Отец Григорий следовал вторым, с не меньшей лёгкостью, но в какой-то задумчивости, которая стала находить на него всё явственней и явственней по мере удаления от Москвы. Сейчас он оглядывался, как бы желая убедиться, не намерен ли обогнать его третий их товарищ, Мисаил. А тот за всю дорогу от Москвы ни разу не обнаружил ничего подобного. Зачем обгонять кого бы то ни было? И так доведут, куда надо. А куда надо — он не знал, но о том не тревожился.
Отец Варлаам, по обыкновению, не мог молчать долго даже при такой прыткой ходьбе, когда за плечами лёгкая котомка с необходимым скарбом.
— Народу никак не убавляется на дорогах, а? Хотя мы уже далеко от матушки-Москвы? — снова начал он, предчувствуя, от кого последует ответ.
Отец Григорий с готовностью поддержал разговор.
— При таких правителях, — сказал он, — разве что калека не побежит!
— Царь — от Бога! — горячо возразил отец Варлаам. — Нельзя так говорить!

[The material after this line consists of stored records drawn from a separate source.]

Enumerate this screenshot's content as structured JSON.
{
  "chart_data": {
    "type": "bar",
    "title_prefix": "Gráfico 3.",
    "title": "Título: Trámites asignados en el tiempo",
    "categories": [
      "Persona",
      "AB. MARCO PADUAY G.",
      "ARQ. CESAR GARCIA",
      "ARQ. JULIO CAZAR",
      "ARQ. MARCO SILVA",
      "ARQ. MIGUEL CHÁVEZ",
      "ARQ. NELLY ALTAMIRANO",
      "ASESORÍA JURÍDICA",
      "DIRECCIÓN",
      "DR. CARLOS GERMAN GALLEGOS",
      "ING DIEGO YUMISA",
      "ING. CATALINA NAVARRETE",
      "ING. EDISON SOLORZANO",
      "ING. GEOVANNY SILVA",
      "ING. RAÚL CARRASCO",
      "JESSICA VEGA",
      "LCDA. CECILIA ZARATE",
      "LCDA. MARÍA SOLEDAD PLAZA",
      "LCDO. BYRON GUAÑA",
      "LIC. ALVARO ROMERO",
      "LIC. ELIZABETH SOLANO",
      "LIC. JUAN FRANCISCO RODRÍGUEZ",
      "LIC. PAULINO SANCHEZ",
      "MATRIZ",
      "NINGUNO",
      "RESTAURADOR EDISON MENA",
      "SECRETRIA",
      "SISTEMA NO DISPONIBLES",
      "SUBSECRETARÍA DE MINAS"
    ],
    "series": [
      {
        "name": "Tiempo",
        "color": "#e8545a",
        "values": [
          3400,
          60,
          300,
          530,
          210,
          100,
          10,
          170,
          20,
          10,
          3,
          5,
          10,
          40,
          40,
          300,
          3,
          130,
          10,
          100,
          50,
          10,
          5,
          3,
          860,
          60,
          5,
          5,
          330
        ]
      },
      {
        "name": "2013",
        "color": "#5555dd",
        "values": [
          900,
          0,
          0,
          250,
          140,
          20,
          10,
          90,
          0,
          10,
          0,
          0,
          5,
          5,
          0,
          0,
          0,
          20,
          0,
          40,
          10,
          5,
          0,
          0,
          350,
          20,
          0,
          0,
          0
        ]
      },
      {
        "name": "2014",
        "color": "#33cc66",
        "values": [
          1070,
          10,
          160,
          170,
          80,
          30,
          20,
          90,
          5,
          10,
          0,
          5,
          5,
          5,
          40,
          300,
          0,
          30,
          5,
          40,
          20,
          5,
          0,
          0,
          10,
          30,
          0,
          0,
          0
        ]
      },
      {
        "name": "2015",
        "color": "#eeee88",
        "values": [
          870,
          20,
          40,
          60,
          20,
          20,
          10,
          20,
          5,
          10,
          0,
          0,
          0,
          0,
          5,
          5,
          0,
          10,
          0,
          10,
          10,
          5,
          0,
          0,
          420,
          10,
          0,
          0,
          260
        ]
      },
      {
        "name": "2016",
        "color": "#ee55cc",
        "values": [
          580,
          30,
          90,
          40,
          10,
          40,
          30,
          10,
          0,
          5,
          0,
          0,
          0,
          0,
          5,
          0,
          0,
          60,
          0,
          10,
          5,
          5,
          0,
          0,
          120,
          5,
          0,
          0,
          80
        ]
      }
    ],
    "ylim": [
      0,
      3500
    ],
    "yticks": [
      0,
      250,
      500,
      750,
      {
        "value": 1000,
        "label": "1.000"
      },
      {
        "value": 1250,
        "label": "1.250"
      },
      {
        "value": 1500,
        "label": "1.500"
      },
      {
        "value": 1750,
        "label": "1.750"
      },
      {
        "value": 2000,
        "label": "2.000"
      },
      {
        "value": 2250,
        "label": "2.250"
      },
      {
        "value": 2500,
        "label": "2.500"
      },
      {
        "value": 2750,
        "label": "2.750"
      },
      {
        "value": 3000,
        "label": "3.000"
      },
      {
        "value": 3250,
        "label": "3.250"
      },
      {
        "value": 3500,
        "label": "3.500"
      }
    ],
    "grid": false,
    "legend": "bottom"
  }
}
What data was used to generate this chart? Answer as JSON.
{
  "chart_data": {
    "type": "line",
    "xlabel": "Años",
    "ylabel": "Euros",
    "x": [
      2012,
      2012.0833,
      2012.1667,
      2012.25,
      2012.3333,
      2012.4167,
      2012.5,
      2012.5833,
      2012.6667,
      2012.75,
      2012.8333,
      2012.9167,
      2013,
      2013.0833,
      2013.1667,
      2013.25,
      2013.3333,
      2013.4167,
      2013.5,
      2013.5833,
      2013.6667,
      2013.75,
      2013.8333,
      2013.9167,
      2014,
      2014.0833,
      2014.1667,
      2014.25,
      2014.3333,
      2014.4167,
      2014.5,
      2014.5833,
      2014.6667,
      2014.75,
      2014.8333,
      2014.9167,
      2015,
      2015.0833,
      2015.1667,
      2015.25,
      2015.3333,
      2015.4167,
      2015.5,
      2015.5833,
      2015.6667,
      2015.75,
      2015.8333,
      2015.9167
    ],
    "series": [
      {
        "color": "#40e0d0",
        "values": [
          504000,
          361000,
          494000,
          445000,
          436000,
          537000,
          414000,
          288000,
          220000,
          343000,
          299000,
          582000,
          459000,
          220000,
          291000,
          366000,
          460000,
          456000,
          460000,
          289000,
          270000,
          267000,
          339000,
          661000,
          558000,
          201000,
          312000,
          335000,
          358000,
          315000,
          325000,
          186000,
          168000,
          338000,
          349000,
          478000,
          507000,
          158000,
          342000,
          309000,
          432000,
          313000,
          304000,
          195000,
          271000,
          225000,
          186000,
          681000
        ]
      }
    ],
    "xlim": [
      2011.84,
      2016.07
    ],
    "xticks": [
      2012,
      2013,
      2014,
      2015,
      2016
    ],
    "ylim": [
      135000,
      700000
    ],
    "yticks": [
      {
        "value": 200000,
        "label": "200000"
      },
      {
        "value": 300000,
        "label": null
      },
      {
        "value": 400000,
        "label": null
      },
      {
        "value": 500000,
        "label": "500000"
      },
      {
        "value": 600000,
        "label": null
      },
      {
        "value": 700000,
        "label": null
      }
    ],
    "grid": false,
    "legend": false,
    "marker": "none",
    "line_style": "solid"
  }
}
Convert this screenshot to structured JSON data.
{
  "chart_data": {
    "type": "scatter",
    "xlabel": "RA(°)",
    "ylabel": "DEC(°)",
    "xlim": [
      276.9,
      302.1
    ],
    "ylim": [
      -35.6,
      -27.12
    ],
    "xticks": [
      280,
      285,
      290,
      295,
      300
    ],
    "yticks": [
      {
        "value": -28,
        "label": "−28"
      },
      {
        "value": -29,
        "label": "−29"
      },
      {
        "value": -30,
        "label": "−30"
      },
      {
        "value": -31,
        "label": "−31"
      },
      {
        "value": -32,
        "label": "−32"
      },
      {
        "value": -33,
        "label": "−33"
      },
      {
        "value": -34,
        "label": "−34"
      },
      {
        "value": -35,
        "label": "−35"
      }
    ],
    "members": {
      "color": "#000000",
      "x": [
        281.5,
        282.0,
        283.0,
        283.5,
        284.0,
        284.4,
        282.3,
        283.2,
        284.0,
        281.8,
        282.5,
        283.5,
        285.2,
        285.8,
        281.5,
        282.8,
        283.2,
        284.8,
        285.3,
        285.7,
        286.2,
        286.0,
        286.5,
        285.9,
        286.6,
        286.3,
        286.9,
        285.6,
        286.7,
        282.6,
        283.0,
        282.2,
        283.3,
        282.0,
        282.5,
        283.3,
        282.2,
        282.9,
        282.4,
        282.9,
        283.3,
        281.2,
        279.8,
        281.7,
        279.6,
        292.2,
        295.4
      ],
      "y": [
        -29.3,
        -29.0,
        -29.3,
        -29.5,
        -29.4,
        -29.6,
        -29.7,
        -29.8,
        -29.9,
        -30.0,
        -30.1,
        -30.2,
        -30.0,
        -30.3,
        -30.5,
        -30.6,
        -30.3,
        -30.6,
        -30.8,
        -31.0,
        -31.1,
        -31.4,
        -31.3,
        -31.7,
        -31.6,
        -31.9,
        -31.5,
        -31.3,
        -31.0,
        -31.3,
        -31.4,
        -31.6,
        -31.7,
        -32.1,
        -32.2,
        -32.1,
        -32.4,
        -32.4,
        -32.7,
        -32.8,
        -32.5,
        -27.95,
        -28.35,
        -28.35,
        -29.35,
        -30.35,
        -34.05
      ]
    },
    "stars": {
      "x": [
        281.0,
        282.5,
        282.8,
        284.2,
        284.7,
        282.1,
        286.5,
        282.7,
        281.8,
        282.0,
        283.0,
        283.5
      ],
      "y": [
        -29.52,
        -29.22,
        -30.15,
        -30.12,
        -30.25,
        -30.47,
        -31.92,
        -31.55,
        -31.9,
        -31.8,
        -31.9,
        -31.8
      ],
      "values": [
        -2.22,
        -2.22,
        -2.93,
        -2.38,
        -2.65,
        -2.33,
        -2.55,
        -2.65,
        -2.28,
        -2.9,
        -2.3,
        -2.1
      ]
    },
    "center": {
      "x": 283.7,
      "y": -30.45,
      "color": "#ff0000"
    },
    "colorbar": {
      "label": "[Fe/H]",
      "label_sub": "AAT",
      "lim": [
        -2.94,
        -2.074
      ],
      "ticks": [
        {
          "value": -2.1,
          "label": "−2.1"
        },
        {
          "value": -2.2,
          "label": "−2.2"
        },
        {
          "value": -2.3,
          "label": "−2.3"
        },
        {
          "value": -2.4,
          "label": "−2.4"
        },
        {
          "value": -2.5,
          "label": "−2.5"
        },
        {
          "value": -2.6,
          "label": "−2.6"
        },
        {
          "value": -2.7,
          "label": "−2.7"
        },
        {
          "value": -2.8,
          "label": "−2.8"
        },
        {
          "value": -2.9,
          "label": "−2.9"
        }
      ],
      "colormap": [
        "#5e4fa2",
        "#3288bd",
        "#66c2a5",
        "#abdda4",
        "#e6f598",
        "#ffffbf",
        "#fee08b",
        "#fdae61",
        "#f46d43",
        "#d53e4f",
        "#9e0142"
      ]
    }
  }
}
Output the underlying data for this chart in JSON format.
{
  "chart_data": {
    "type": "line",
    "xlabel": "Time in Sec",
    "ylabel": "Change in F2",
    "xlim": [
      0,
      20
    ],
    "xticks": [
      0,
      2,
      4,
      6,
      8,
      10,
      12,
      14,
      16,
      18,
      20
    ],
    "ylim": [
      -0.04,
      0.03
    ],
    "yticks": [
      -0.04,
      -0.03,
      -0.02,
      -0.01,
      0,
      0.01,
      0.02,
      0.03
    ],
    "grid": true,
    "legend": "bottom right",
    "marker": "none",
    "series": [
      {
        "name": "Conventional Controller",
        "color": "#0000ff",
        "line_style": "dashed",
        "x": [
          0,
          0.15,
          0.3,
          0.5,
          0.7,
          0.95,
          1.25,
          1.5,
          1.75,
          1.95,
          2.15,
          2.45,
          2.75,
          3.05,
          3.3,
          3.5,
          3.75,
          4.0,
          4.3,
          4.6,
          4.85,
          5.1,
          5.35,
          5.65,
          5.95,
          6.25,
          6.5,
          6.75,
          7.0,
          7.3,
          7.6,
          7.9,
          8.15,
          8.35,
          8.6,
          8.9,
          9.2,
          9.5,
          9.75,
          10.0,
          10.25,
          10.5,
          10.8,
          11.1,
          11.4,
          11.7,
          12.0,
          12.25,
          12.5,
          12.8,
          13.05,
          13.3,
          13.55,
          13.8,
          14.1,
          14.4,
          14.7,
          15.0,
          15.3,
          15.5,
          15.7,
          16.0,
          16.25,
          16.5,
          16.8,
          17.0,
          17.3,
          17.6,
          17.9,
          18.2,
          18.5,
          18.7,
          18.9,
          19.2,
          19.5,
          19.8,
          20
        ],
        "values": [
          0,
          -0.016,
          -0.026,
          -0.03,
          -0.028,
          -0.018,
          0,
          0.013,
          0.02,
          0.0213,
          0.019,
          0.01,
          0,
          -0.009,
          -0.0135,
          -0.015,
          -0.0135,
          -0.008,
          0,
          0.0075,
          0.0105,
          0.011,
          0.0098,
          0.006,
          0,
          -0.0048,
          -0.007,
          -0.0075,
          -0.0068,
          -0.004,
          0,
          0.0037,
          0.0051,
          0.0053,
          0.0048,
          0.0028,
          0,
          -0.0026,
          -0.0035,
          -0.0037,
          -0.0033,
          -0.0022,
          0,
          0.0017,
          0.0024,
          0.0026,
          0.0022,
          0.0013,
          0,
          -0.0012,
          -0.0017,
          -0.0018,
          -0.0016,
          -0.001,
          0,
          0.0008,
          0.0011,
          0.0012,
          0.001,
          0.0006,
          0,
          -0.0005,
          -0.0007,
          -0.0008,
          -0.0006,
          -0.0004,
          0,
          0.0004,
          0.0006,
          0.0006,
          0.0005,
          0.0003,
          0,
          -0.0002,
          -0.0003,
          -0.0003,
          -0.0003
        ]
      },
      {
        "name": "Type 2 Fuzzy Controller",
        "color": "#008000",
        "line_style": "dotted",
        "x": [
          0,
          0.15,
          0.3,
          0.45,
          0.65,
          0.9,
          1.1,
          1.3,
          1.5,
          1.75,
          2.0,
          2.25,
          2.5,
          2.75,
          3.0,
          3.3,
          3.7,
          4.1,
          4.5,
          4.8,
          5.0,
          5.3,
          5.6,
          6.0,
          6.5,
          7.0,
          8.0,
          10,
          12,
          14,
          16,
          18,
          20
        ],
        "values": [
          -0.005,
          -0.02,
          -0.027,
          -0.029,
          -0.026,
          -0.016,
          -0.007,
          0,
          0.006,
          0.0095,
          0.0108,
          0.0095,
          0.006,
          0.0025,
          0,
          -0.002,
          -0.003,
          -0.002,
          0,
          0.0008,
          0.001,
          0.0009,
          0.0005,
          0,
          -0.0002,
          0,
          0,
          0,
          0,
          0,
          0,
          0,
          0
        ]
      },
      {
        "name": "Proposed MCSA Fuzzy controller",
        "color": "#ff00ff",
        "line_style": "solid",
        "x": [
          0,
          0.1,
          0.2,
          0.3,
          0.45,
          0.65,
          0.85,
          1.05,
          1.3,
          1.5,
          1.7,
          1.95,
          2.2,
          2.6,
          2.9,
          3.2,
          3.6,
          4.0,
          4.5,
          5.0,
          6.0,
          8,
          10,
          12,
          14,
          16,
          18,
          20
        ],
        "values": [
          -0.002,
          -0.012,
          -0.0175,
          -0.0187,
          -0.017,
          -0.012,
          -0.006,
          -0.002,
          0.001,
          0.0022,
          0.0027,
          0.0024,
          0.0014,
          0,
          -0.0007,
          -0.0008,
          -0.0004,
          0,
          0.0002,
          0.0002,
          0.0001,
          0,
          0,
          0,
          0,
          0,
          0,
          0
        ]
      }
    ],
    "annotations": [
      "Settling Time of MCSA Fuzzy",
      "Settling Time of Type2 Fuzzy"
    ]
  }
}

Подобное начало разговора грозило перейти в перепалку. Перепалки уже не раз вспыхивали в пути.
Инок Мисаил счёл за нужное вмешаться.
— Что-то шляха сказанного не видать, а? — спросил он.
Товарищи его притихли, ещё не вникая в смысл услышанного.
Шли так же споро, а лес вдруг обступил со всех сторон. Ветер вроде утих. Стало темнее прежнего, хотя по небу, проглянувшему узкою полосою, брызгало крепким светом: где-то вставало солнце.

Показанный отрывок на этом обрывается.